Have you ever wondered what happened to the 56
men who signed the Declaration of Independence?



Five signers were captured by the British as traitors, and tortured before they died.



Twelve had their homes ransacked and burned.



Two lost their sons serving in the Revolutionary Army; another had two sons captured.



Nine of the 56 fought and died from wounds or hardships of the Revolutionary War.


They signed and they pledged their lives, their
fortunes, and their sacred honor.


What kind of men were they?


Twenty-four were lawyers and jurists.


Eleven were merchants, nine were farmers and large
plantation owners; men of means, well-educated, but they signed the Declaration of Independence knowing full well that the penalty would be death if they were captured.



Carter Braxton of Virginia, a wealthy planter and trader, saw his ships swept from the seas by the British Navy. He sold his home and properties to pay his debts, and died in rags.



Thomas McKeam was so hounded by the British that he was forced to move his family almost constantly.  He served in the Congress without pay, and his family was kept in hiding. His possessions were taken from him, and poverty was his reward.



Vandals, or soldiers looted the properties of Dillery, Hall, Clymer, Walton, Gwinnett, Heyward, Ruttledge, and Middleton.


At the battle of Yorktown, Thomas Nelson,Jr., noted that the British General Cornwallis had taken over the Nelson home for his headquarters. He quietly urged General George Washington to open fire. The
home was destroyed, and Nelson died bankrupt.
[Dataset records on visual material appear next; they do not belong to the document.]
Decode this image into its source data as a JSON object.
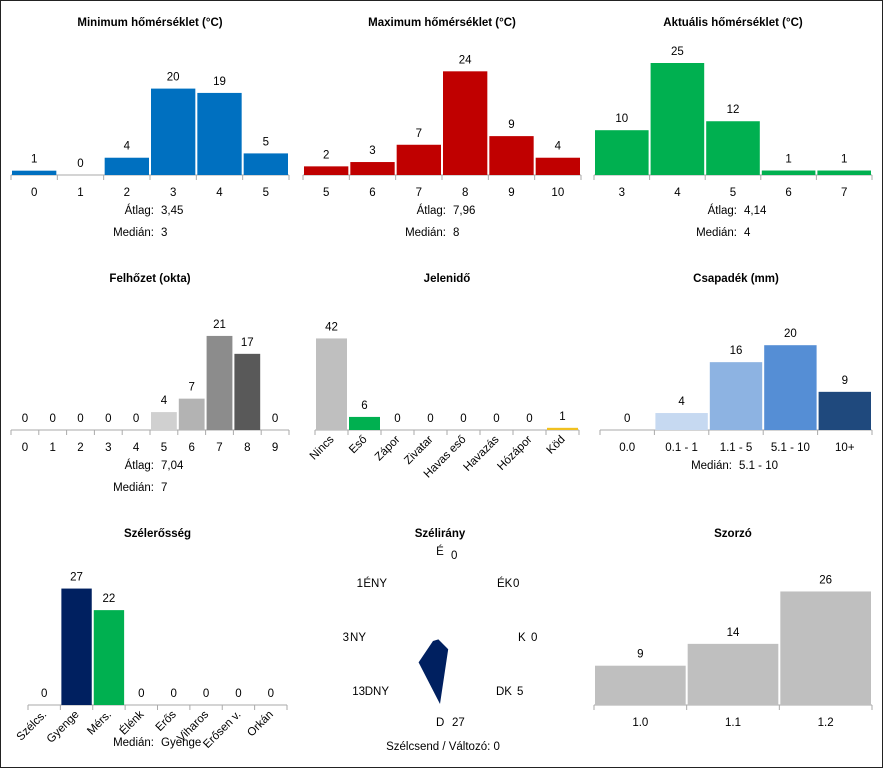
{
  "chart_data": [
    {
      "type": "bar",
      "title": "Minimum hőmérséklet (°C)",
      "categories": [
        "0",
        "1",
        "2",
        "3",
        "4",
        "5"
      ],
      "values": [
        1,
        0,
        4,
        20,
        19,
        5
      ],
      "colors": [
        "#0070c0"
      ],
      "ylim": [
        0,
        25
      ],
      "stats": [
        {
          "label": "Átlag:",
          "value": "3,45"
        },
        {
          "label": "Medián:",
          "value": "3"
        }
      ]
    },
    {
      "type": "bar",
      "title": "Maximum hőmérséklet (°C)",
      "categories": [
        "5",
        "6",
        "7",
        "8",
        "9",
        "10"
      ],
      "values": [
        2,
        3,
        7,
        24,
        9,
        4
      ],
      "colors": [
        "#c00000"
      ],
      "ylim": [
        0,
        25
      ],
      "stats": [
        {
          "label": "Átlag:",
          "value": "7,96"
        },
        {
          "label": "Medián:",
          "value": "8"
        }
      ]
    },
    {
      "type": "bar",
      "title": "Aktuális hőmérséklet (°C)",
      "categories": [
        "3",
        "4",
        "5",
        "6",
        "7"
      ],
      "values": [
        10,
        25,
        12,
        1,
        1
      ],
      "colors": [
        "#00b050"
      ],
      "ylim": [
        0,
        25
      ],
      "stats": [
        {
          "label": "Átlag:",
          "value": "4,14"
        },
        {
          "label": "Medián:",
          "value": "4"
        }
      ]
    },
    {
      "type": "bar",
      "title": "Felhőzet (okta)",
      "categories": [
        "0",
        "1",
        "2",
        "3",
        "4",
        "5",
        "6",
        "7",
        "8",
        "9"
      ],
      "values": [
        0,
        0,
        0,
        0,
        0,
        4,
        7,
        21,
        17,
        0
      ],
      "colors": [
        "#d9d9d9",
        "#d9d9d9",
        "#d9d9d9",
        "#d9d9d9",
        "#d9d9d9",
        "#d0d0d0",
        "#b3b3b3",
        "#8c8c8c",
        "#595959",
        "#404040"
      ],
      "ylim": [
        0,
        25
      ],
      "stats": [
        {
          "label": "Átlag:",
          "value": "7,04"
        },
        {
          "label": "Medián:",
          "value": "7"
        }
      ]
    },
    {
      "type": "bar",
      "title": "Jelenidő",
      "categories": [
        "Nincs",
        "Eső",
        "Zápor",
        "Zivatar",
        "Havas eső",
        "Havazás",
        "Hózápor",
        "Köd"
      ],
      "values": [
        42,
        6,
        0,
        0,
        0,
        0,
        0,
        1
      ],
      "colors": [
        "#bfbfbf",
        "#00b050",
        "#bfbfbf",
        "#bfbfbf",
        "#bfbfbf",
        "#bfbfbf",
        "#bfbfbf",
        "#f0c020"
      ],
      "ylim": [
        0,
        50
      ],
      "stats": []
    },
    {
      "type": "bar",
      "title": "Csapadék (mm)",
      "categories": [
        "0.0",
        "0.1 - 1",
        "1.1 - 5",
        "5.1 - 10",
        "10+"
      ],
      "values": [
        0,
        4,
        16,
        20,
        9
      ],
      "colors": [
        "#dce6f2",
        "#c6d9f1",
        "#8db3e2",
        "#558ed5",
        "#1f497d"
      ],
      "ylim": [
        0,
        25
      ],
      "stats": [
        {
          "label": "Medián:",
          "value": "5.1 - 10"
        }
      ]
    },
    {
      "type": "bar",
      "title": "Szélerősség",
      "categories": [
        "Szélcs.",
        "Gyenge",
        "Mérs.",
        "Élénk",
        "Erős",
        "Viharos",
        "Erősen v.",
        "Orkán"
      ],
      "values": [
        0,
        27,
        22,
        0,
        0,
        0,
        0,
        0
      ],
      "colors": [
        "#bfbfbf",
        "#002060",
        "#00b050",
        "#bfbfbf",
        "#bfbfbf",
        "#bfbfbf",
        "#bfbfbf",
        "#bfbfbf"
      ],
      "ylim": [
        0,
        32
      ],
      "stats": [
        {
          "label": "Medián:",
          "value": "Gyenge"
        }
      ]
    },
    {
      "type": "radar",
      "title": "Szélirány",
      "directions": [
        {
          "name": "É",
          "value": 0
        },
        {
          "name": "ÉK",
          "value": 0
        },
        {
          "name": "K",
          "value": 0
        },
        {
          "name": "DK",
          "value": 5
        },
        {
          "name": "D",
          "value": 27
        },
        {
          "name": "DNY",
          "value": 13
        },
        {
          "name": "NY",
          "value": 3
        },
        {
          "name": "ÉNY",
          "value": 1
        }
      ],
      "color": "#002060",
      "footer": "Szélcsend / Változó: 0"
    },
    {
      "type": "bar",
      "title": "Szorzó",
      "categories": [
        "1.0",
        "1.1",
        "1.2"
      ],
      "values": [
        9,
        14,
        26
      ],
      "colors": [
        "#bfbfbf"
      ],
      "ylim": [
        0,
        30
      ],
      "stats": []
    }
  ]
}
Francis Lewis had his home and properties destroyed. The enemy jailed his wife, and she died within a few months.



John Hart was driven from his wife's bedside as she was dying. Their 13 children fled for their lives. His fields and his gristmill were laid to waste. For more than a year he lived in forests and caves, returning home to find his wife dead and his children vanished.


So, take a few minutes while enjoying your 4th of July
holiday and silently thank these patriots. It's not
much to ask for the price they paid.


Remember: freedom is never free!


We thank these early patriots, as well as those patriots now fighting to KEEP our freedom!